Diciamolo subito: Boston bisticcia con l'italiano. Però gli ho detto del soprannome e sabato scorso, che era venuto a trovarmi a Roma, in un ristorante di Trastevere ha lasciato sulla tovaglietta di carta una dedica a noi due, indicando come sua provenienza Boston. Che delizia il dono dell'autoironia.
omnia munda mundi
Abbiamo passato un week end a camminare per il centro storico mano nella mano, a mangiare caldarroste a piazza Navona, a baciarci. Spiegarli le opere d'arte sulla strada, fare l'amore davanti allo specchio di camera mia, azzardare improbabili strusci nei bagni di ogni caffè. Domani tornerà da me, col treno.
Oggi guardo questo ragazzo che vuole danzare nella mia vita come il sughero abbandonato alla corrente, sfoltire il superfluo come si spazzano via le foglie cadute nel vialetto di casa. Ha fiducia in me, una fiducia a priori. Spetta a tutti, ed è rinforzata dalle sensazioni condivise, dice. Io sono sorpreso, ma nient'affatto sospettoso. Continuo la mia vita, vado in un teatro pieno di gay, esco con amici. Lui non chiede neanche chi sono ma solo se sono stato bene. E' visibilmente contento.
E, guarda un pò, stranezze della mente - l'ho conosciuto nel posto più squallido, l'ho abbordato nel modo più triviale - Lazzaro distoglie per un attimo lo sguardo dalle ferite: io divento un uomo migliore. Non mi sento migliore, lo sono. Facile, come essere sé stessi.
Aspettative, le chiamerei. Lazzaro è seduto in terra, la schiena appoggiata al muro - giurerei che l'intonaco è corrotto come un affresco etrusco. Non sono lì per riposarmi un attimo, nè per piangermi addosso. E' che le gambe proprio non mi reggono in ortostasi.
E sono un esibizionista: questa posa innaturale, questo punto di vista storto, stanno dicendo "guardami". Sto gridando guardami, e avvicinati. Non toccarmi, solo vieni vicino. Osserva la cosmogonia in miniatura che è scritta sulla mia pelle, alla distanza giusta perchè siamo solo io e te, intimi e drasticamente separati. Se ci fosse una domanda, la risposta sarebbe il mio corpo e la semeiotica di esso.
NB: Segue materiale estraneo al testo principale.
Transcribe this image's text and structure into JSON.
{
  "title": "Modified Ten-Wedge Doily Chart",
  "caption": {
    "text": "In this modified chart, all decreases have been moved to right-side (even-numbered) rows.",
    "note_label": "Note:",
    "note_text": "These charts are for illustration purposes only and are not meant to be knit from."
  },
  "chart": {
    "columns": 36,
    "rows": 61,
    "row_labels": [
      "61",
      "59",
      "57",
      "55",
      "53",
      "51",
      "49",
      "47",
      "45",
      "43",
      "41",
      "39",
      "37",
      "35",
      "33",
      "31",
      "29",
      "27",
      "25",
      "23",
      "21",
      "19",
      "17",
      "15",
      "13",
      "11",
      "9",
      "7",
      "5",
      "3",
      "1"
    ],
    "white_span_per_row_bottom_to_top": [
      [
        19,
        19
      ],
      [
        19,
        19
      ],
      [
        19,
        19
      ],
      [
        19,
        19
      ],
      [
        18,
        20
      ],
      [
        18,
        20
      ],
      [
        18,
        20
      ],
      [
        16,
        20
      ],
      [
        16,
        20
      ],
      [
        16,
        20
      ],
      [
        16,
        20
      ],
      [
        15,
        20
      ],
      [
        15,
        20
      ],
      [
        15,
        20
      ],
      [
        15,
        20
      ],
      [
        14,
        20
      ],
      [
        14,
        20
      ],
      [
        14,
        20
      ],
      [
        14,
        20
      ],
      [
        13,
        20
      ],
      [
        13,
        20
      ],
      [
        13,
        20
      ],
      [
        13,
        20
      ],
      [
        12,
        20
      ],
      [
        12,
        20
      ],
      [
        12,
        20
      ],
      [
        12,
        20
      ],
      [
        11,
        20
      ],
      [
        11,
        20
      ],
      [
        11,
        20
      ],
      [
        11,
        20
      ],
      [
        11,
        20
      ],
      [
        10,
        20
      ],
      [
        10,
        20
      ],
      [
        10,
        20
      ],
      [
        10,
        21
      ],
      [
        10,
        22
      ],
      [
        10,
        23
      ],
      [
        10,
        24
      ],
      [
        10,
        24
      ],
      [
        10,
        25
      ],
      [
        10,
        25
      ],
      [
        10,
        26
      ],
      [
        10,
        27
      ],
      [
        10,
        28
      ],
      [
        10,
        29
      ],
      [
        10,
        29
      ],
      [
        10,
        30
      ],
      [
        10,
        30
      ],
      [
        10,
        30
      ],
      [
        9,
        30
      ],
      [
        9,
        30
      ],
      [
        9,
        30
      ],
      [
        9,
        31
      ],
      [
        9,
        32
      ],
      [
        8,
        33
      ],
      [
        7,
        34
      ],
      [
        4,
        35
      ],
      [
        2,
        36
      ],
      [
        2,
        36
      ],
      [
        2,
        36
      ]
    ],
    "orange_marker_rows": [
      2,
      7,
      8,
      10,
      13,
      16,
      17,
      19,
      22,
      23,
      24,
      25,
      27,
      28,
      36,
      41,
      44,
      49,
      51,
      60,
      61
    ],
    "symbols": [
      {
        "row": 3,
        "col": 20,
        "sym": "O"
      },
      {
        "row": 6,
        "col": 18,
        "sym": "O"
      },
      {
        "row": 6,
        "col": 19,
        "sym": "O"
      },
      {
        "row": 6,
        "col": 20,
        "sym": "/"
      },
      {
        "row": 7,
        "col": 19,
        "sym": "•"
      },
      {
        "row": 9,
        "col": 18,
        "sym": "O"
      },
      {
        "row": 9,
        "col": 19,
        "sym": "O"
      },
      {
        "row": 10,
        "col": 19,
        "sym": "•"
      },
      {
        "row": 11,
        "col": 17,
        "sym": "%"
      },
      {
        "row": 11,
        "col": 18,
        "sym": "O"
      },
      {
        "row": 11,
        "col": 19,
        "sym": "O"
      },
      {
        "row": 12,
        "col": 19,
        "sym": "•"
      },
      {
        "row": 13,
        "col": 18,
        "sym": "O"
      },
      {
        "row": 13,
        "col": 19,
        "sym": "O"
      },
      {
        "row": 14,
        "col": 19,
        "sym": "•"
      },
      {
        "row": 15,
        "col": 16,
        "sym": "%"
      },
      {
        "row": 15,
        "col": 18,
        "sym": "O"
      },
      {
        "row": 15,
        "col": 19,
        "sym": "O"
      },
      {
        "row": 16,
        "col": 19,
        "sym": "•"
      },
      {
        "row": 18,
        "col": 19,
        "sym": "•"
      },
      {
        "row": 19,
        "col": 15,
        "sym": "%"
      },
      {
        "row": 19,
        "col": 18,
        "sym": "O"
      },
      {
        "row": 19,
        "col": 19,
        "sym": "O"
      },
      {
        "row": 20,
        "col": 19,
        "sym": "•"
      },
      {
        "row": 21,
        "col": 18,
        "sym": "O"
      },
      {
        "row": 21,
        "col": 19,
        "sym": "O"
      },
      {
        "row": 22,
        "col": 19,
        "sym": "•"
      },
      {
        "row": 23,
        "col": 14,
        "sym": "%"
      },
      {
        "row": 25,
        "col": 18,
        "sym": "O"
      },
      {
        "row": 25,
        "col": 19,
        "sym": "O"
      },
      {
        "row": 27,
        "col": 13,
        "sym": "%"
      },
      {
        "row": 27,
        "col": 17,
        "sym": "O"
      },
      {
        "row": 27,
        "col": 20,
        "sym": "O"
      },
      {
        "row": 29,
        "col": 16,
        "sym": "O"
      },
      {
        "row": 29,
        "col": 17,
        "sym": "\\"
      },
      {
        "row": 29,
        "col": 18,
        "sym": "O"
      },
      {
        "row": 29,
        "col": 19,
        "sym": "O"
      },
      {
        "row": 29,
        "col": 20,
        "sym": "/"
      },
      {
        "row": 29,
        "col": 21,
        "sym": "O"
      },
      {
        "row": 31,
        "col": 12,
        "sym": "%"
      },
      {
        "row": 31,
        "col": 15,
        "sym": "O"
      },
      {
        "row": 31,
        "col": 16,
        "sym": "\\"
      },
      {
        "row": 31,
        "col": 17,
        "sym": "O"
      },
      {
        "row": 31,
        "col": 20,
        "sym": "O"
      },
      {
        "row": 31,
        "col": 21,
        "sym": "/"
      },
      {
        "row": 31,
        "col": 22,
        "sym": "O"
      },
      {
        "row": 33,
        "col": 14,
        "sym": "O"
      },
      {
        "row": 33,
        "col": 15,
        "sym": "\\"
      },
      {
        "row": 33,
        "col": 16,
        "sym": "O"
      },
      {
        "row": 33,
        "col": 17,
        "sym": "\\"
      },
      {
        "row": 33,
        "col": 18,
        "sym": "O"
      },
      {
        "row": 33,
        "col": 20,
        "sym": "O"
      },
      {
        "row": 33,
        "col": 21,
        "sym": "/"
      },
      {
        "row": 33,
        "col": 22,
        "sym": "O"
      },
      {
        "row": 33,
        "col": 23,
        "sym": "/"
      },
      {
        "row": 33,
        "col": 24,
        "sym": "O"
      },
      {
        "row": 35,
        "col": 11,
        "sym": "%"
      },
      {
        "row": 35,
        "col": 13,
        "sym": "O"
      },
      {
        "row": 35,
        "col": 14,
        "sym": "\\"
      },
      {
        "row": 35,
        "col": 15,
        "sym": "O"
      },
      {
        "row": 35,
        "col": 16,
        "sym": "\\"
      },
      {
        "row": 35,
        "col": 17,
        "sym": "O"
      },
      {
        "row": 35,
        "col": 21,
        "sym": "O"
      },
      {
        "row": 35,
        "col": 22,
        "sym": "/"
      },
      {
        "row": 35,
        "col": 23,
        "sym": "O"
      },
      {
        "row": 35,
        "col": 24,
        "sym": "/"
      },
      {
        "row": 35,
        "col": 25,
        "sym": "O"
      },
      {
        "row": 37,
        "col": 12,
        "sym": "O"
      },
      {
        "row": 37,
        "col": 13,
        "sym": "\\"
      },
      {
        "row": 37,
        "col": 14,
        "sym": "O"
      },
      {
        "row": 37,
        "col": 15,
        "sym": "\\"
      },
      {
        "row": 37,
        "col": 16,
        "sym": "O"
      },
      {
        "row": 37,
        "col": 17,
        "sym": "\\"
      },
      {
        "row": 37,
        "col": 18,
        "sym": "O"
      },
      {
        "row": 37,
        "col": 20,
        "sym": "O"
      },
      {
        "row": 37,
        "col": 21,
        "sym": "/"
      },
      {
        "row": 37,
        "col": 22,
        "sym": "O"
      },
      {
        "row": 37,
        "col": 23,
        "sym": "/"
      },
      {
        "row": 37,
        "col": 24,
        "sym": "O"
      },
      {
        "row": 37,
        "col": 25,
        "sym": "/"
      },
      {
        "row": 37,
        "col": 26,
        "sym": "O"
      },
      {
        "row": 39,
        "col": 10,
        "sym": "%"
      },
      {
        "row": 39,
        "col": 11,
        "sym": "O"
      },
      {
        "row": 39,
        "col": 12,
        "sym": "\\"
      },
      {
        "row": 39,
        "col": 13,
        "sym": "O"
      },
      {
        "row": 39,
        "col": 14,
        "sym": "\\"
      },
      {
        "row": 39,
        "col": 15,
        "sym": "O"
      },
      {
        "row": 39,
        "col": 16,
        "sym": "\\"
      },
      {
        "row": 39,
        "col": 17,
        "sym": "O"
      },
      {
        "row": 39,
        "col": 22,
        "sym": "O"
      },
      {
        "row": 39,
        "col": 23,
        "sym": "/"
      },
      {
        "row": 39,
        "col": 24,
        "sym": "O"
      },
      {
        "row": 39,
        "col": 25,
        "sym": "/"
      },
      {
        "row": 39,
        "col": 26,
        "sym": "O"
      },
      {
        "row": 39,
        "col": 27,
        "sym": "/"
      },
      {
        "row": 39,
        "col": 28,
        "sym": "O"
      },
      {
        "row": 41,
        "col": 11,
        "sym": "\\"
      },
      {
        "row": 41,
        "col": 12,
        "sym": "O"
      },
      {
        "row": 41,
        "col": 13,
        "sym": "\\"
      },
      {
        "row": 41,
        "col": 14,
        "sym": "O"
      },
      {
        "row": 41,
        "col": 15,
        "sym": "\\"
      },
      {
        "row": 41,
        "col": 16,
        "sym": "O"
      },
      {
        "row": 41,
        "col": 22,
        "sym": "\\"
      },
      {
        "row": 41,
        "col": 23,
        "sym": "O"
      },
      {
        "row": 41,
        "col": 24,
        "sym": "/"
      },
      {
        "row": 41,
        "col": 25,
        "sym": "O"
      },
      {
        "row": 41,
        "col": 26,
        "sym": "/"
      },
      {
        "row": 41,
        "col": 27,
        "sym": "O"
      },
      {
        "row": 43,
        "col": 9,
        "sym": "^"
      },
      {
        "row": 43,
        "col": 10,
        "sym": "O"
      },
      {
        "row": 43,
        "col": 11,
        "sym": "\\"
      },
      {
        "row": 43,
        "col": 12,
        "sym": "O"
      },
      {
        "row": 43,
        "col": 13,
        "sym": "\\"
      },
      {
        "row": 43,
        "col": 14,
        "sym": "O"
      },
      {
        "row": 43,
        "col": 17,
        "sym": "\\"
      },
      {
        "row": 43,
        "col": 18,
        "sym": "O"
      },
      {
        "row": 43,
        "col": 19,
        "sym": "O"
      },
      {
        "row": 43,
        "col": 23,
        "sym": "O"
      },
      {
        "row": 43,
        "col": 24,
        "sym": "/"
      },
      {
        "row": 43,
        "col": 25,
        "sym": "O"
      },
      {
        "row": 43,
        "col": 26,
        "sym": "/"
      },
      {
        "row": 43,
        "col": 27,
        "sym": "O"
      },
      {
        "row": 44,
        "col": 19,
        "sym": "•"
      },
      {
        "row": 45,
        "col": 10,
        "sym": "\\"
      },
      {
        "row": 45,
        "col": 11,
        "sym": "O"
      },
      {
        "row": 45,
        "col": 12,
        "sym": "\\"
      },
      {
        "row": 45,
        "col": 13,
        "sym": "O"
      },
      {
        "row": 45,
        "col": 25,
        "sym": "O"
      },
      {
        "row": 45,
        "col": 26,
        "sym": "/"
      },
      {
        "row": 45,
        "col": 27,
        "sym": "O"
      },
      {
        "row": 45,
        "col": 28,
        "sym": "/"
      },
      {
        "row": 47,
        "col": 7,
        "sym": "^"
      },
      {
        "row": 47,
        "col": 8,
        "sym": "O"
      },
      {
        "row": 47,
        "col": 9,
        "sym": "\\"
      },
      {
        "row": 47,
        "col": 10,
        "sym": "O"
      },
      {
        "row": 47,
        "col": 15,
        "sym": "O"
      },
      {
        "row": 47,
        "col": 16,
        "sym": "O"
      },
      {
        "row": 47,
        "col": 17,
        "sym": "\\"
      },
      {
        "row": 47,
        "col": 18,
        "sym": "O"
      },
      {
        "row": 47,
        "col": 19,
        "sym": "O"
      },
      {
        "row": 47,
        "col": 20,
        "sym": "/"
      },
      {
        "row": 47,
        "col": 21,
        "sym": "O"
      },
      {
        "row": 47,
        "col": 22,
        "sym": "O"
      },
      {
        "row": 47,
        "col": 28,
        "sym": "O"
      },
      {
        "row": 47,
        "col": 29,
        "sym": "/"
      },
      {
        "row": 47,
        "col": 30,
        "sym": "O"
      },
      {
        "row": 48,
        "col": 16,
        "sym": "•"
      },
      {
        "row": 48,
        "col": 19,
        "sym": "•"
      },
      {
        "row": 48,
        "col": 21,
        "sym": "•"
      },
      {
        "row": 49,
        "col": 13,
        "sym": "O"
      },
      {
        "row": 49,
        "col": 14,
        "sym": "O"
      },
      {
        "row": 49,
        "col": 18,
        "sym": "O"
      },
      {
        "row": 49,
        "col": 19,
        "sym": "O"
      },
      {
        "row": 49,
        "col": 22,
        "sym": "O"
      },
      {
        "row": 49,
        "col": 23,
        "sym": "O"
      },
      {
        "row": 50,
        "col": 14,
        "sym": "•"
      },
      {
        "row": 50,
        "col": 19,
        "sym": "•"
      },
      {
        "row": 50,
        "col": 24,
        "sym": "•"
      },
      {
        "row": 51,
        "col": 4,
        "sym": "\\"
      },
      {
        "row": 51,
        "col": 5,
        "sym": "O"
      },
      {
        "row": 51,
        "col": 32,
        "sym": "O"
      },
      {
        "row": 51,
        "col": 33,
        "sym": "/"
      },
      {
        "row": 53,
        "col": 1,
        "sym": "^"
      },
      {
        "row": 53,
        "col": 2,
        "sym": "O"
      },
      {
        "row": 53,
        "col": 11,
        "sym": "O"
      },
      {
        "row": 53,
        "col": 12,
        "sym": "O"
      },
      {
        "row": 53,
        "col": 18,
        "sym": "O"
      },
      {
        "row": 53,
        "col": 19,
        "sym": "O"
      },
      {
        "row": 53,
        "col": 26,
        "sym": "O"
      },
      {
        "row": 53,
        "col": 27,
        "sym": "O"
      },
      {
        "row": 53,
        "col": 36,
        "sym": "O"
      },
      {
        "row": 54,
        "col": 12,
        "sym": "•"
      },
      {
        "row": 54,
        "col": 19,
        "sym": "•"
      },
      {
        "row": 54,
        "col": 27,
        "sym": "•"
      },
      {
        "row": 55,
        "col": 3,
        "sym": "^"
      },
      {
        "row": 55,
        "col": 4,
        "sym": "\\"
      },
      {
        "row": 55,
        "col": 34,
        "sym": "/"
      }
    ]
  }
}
Il mio corpo non è la prima, bensì l'ultima frontiera. Il punto di approdo di un'euristica folle e sprezzante.
Se il tuo sguardo si soffermerà sulle ferite che bruciano di più, coglierò un indizio nei tuoi occhi. Un'affermazione folle, del tipo: "i frammenti vanno ricomposti nella separatezza".
E spiccherò il volo - nonostante le ossa rotte - per sfangare questo destino pestifero, credendo di aver letto nei tuoi occhi sapienti l'imperativo alzati e cammina.